Analysis: Future Expectations Following Interest Rate Reduction to 4.25 Percent
Although the Bank of Canada decided to cut interest rates for a third time in 2024 in response to lower inflation, governor Tiff Macklem warned that the country is not out of the woods yet.
While the bank’s three rate cuts signal that inflation is on the right path downward, economists warn that housing prices and low productivity could slow that trend and potentially pause further rate cuts.
High Housing Costs
Mortgage costs in Canada have remained high as a result of the Bank of Canada’s interest rate hikes, but those costs will come down as the rates decrease, Ambler said. However, he said the “big factor” driving high prices in the rental market is increased immigration putting a squeeze on housing supplies.

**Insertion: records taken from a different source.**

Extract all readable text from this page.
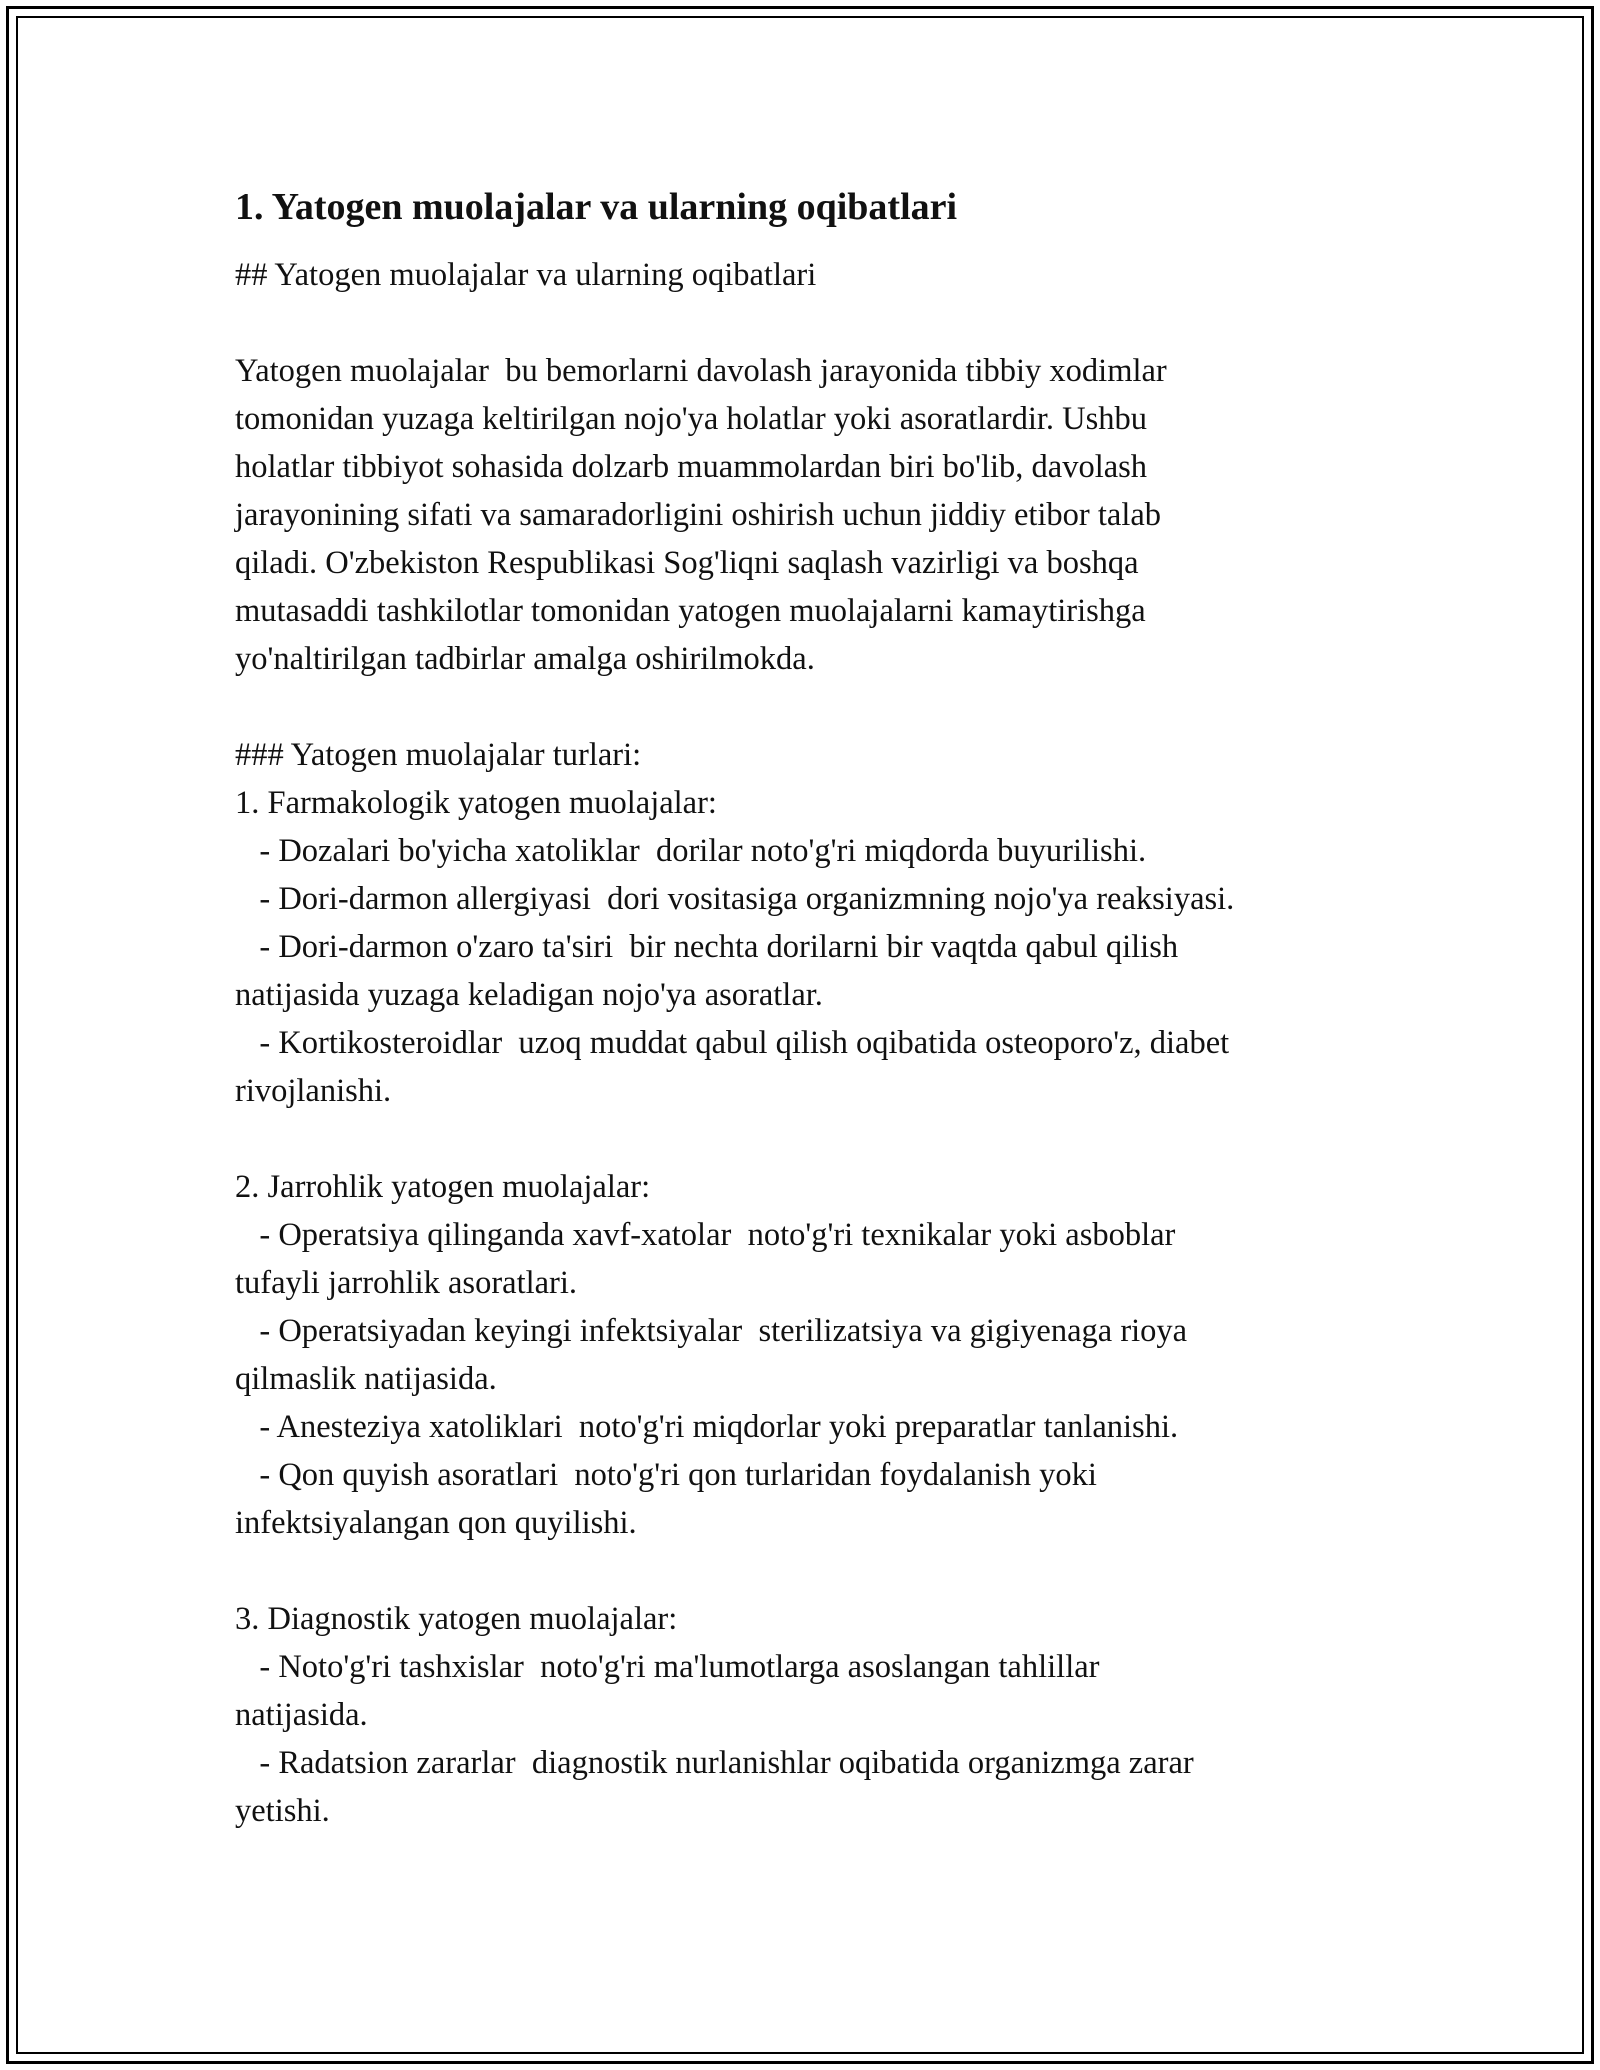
1. Yatogen muolajalar va ularning oqibatlari
## Yatogen muolajalar va ularning oqibatlari
Yatogen muolajalar  bu bemorlarni davolash jarayonida tibbiy xodimlar
tomonidan yuzaga keltirilgan nojo'ya holatlar yoki asoratlardir. Ushbu
holatlar tibbiyot sohasida dolzarb muammolardan biri bo'lib, davolash
jarayonining sifati va samaradorligini oshirish uchun jiddiy etibor talab
qiladi. O'zbekiston Respublikasi Sog'liqni saqlash vazirligi va boshqa
mutasaddi tashkilotlar tomonidan yatogen muolajalarni kamaytirishga
yo'naltirilgan tadbirlar amalga oshirilmokda.
### Yatogen muolajalar turlari:
1. Farmakologik yatogen muolajalar:
- Dozalari bo'yicha xatoliklar  dorilar noto'g'ri miqdorda buyurilishi.
- Dori-darmon allergiyasi  dori vositasiga organizmning nojo'ya reaksiyasi.
- Dori-darmon o'zaro ta'siri  bir nechta dorilarni bir vaqtda qabul qilish
natijasida yuzaga keladigan nojo'ya asoratlar.
- Kortikosteroidlar  uzoq muddat qabul qilish oqibatida osteoporo'z, diabet
rivojlanishi.
2. Jarrohlik yatogen muolajalar:
- Operatsiya qilinganda xavf-xatolar  noto'g'ri texnikalar yoki asboblar
tufayli jarrohlik asoratlari.
- Operatsiyadan keyingi infektsiyalar  sterilizatsiya va gigiyenaga rioya
qilmaslik natijasida.
- Anesteziya xatoliklari  noto'g'ri miqdorlar yoki preparatlar tanlanishi.
- Qon quyish asoratlari  noto'g'ri qon turlaridan foydalanish yoki
infektsiyalangan qon quyilishi.
3. Diagnostik yatogen muolajalar:
- Noto'g'ri tashxislar  noto'g'ri ma'lumotlarga asoslangan tahlillar
natijasida.
- Radatsion zararlar  diagnostik nurlanishlar oqibatida organizmga zarar
yetishi.
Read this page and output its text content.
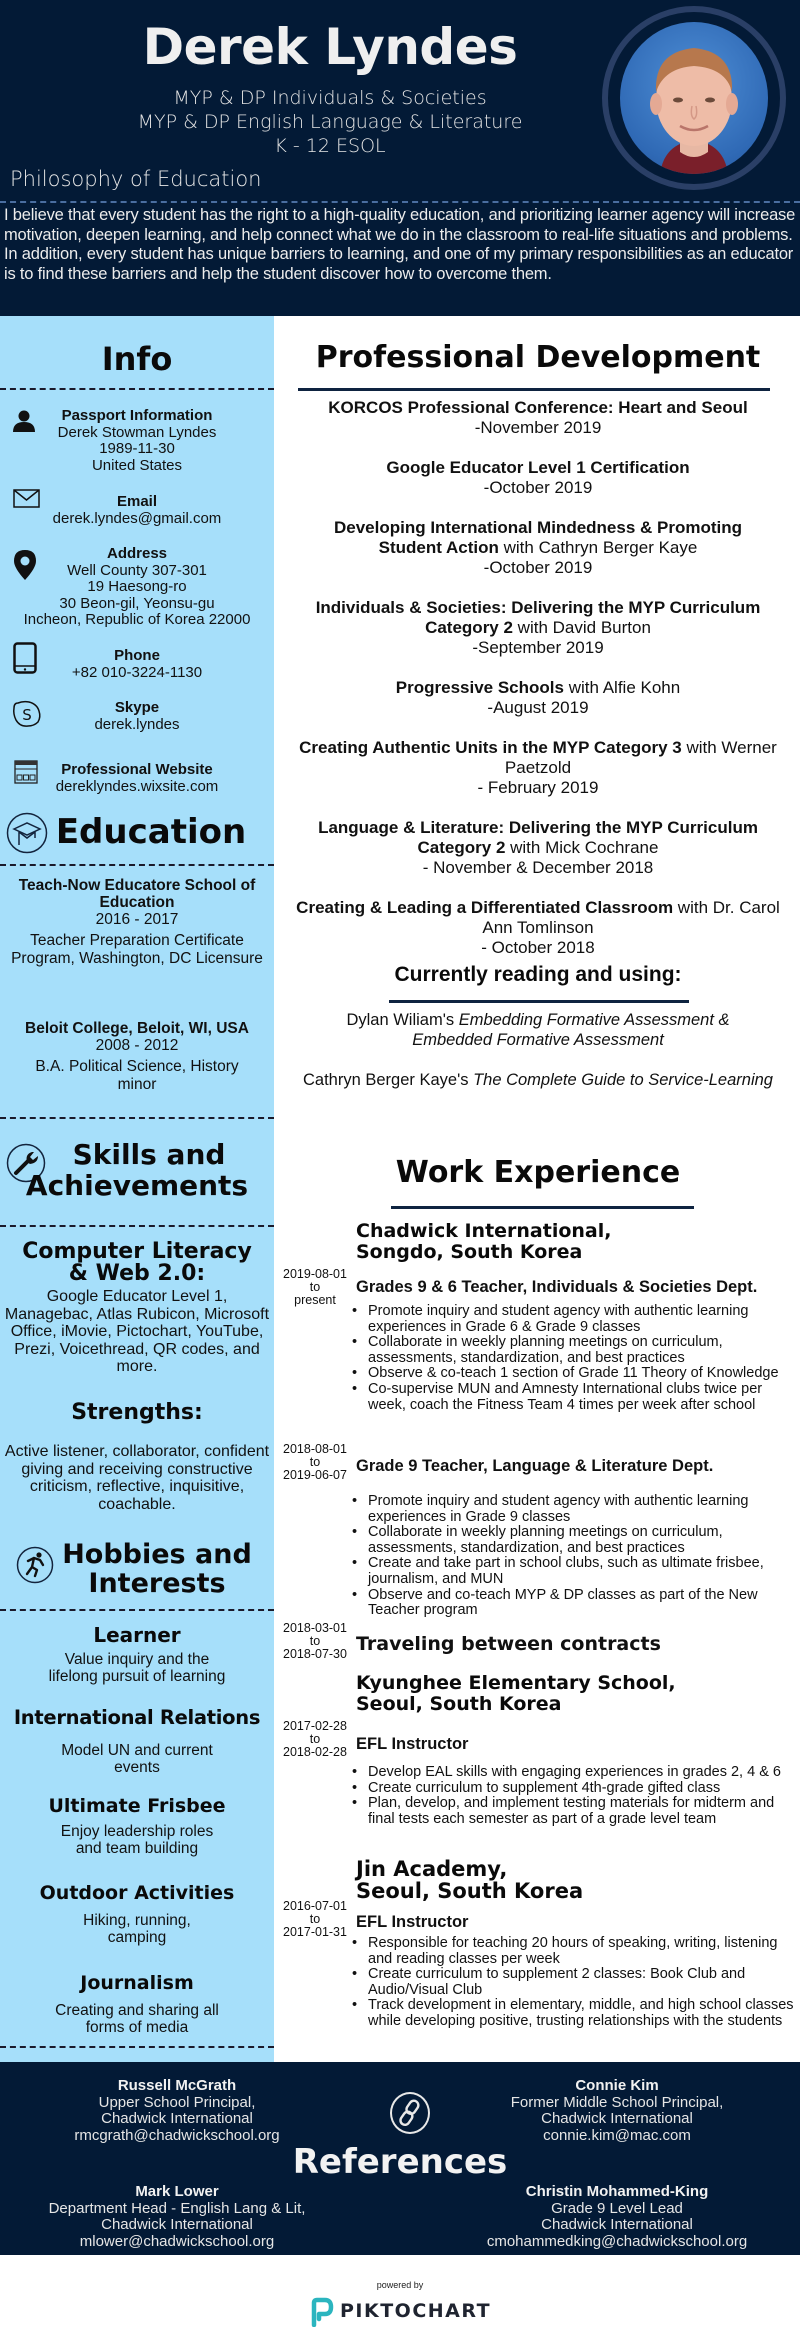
Derek Lyndes
MYP & DP Individuals & Societies
MYP & DP English Language & Literature
K - 12 ESOL
Philosophy of Education
I believe that every student has the right to a high-quality education, and prioritizing learner agency will increase motivation, deepen learning, and help connect what we do in the classroom to real-life situations and problems. In addition, every student has unique barriers to learning, and one of my primary responsibilities as an educator is to find these barriers and help the student discover how to overcome them.
Info
Passport Information
Derek Stowman Lyndes
1989-11-30
United States
Email
derek.lyndes@gmail.com
Address
Well County 307-301
19 Haesong-ro
30 Beon-gil, Yeonsu-gu
Incheon, Republic of Korea 22000
Phone
+82 010-3224-1130
S	Skype
derek.lyndes
Professional Website
dereklyndes.wixsite.com
Education
Teach-Now Educatore School of Education
2016 - 2017
Teacher Preparation Certificate Program, Washington, DC Licensure
Beloit College, Beloit, WI, USA
2008 - 2012
B.A. Political Science, History minor
Skills and
Achievements
Computer Literacy
& Web 2.0:
Google Educator Level 1, Managebac, Atlas Rubicon, Microsoft Office, iMovie, Pictochart, YouTube, Prezi, Voicethread, QR codes, and more.
Strengths:
Active listener, collaborator, confident giving and receiving constructive criticism, reflective, inquisitive, coachable.
Hobbies and
Interests
Learner
Value inquiry and the lifelong pursuit of learning
International Relations
Model UN and current events
Ultimate Frisbee
Enjoy leadership roles and team building
Outdoor Activities
Hiking, running, camping
Journalism
Creating and sharing all forms of media
Professional Development
KORCOS Professional Conference: Heart and Seoul
-November 2019
Google Educator Level 1 Certification
-October 2019
Developing International Mindedness & Promoting Student Action with Cathryn Berger Kaye
-October 2019
Individuals & Societies: Delivering the MYP Curriculum Category 2 with David Burton
-September 2019
Progressive Schools with Alfie Kohn
-August 2019
Creating Authentic Units in the MYP Category 3 with Werner Paetzold
- February 2019
Language & Literature: Delivering the MYP Curriculum Category 2 with Mick Cochrane
- November & December 2018
Creating & Leading a Differentiated Classroom with Dr. Carol Ann Tomlinson
- October 2018
Currently reading and using:
Dylan Wiliam's Embedding Formative Assessment & Embedded Formative Assessment
Cathryn Berger Kaye's The Complete Guide to Service-Learning
Work Experience
Chadwick International,
Songdo, South Korea
2019-08-01
to
present
Grades 9 & 6 Teacher, Individuals & Societies Dept.
• Promote inquiry and student agency with authentic learning experiences in Grade 6 & Grade 9 classes
• Collaborate in weekly planning meetings on curriculum, assessments, standardization, and best practices
• Observe & co-teach 1 section of Grade 11 Theory of Knowledge
• Co-supervise MUN and Amnesty International clubs twice per week, coach the Fitness Team 4 times per week after school
2018-08-01
to
2019-06-07 Grade 9 Teacher, Language & Literature Dept.
• Promote inquiry and student agency with authentic learning experiences in Grade 9 classes
• Collaborate in weekly planning meetings on curriculum, assessments, standardization, and best practices
• Create and take part in school clubs, such as ultimate frisbee, journalism, and MUN
• Observe and co-teach MYP & DP classes as part of the New Teacher program
2018-03-01
to
2018-07-30 Traveling between contracts
Kyunghee Elementary School,
Seoul, South Korea
2017-02-28
to
2018-02-28 EFL Instructor
• Develop EAL skills with engaging experiences in grades 2, 4 & 6
• Create curriculum to supplement 4th-grade gifted class
• Plan, develop, and implement testing materials for midterm and final tests each semester as part of a grade level team
Jin Academy,
Seoul, South Korea
2016-07-01
to
2017-01-31
EFL Instructor
• Responsible for teaching 20 hours of speaking, writing, listening and reading classes per week
• Create curriculum to supplement 2 classes: Book Club and Audio/Visual Club
• Track development in elementary, middle, and high school classes while developing positive, trusting relationships with the students
Russell McGrath
Upper School Principal,
Chadwick International
rmcgrath@chadwickschool.org
Connie Kim
Former Middle School Principal,
Chadwick International
connie.kim@mac.com
References
Mark Lower
Department Head - English Lang & Lit,
Chadwick International
mlower@chadwickschool.org
Christin Mohammed-King
Grade 9 Level Lead
Chadwick International
cmohammedking@chadwickschool.org
powered by
PIKTOCHART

He said legal immigrants, temporary foreign workers, and international students are “all putting a lot of pressure on rental prices in Canada, and it’s something that the bank has essentially no control over.”
Even with interest rates coming down, it will not have much of an impact on housing prices, Di Matteo said, adding that high prices are a combination of “more rapid population growth,” a shortage of skilled trade workers, and an emphasis on highrise condos instead of affordable units for families.
“Rent is a non-trivial sum of that shelter component” in the CPI basket of goods and services, Dias noted.
Productivity Remains Low
In March, the Bank of Canada’s senior deputy governor, Carolyn Rogers, said the country’s low productivity rates had become an “an emergency” that could harm the country’s long-term growth. She said productivity is a way to “inoculate the economy against inflation” and that a country with low productivity can “grow only so quickly before inflation sets in.”
Di Matteo said Canada’s low productivity, which is a “long-standing issue,” can potentially be remedied by lower interest rates that would boost capital investment. But he said lower interest rates previously “distorted a lot of our investment [in] housing” and other areas of the economy that “might not necessarily enhance productivity.”
“Capital investment is the way to go [to increase productivity], but that has to also be accompanied by some structural reforms in the Canadian economy,” he said. “In the end, our productivity is probably low because we are in an economy that’s always been very comfortable with oligopolies and monopolies.”
Dias said low productivity rates combined with high population growth means that whatever the Bank of Canada decides for its interest rate “is necessarily going to be higher than it would have been if population growth was slower.”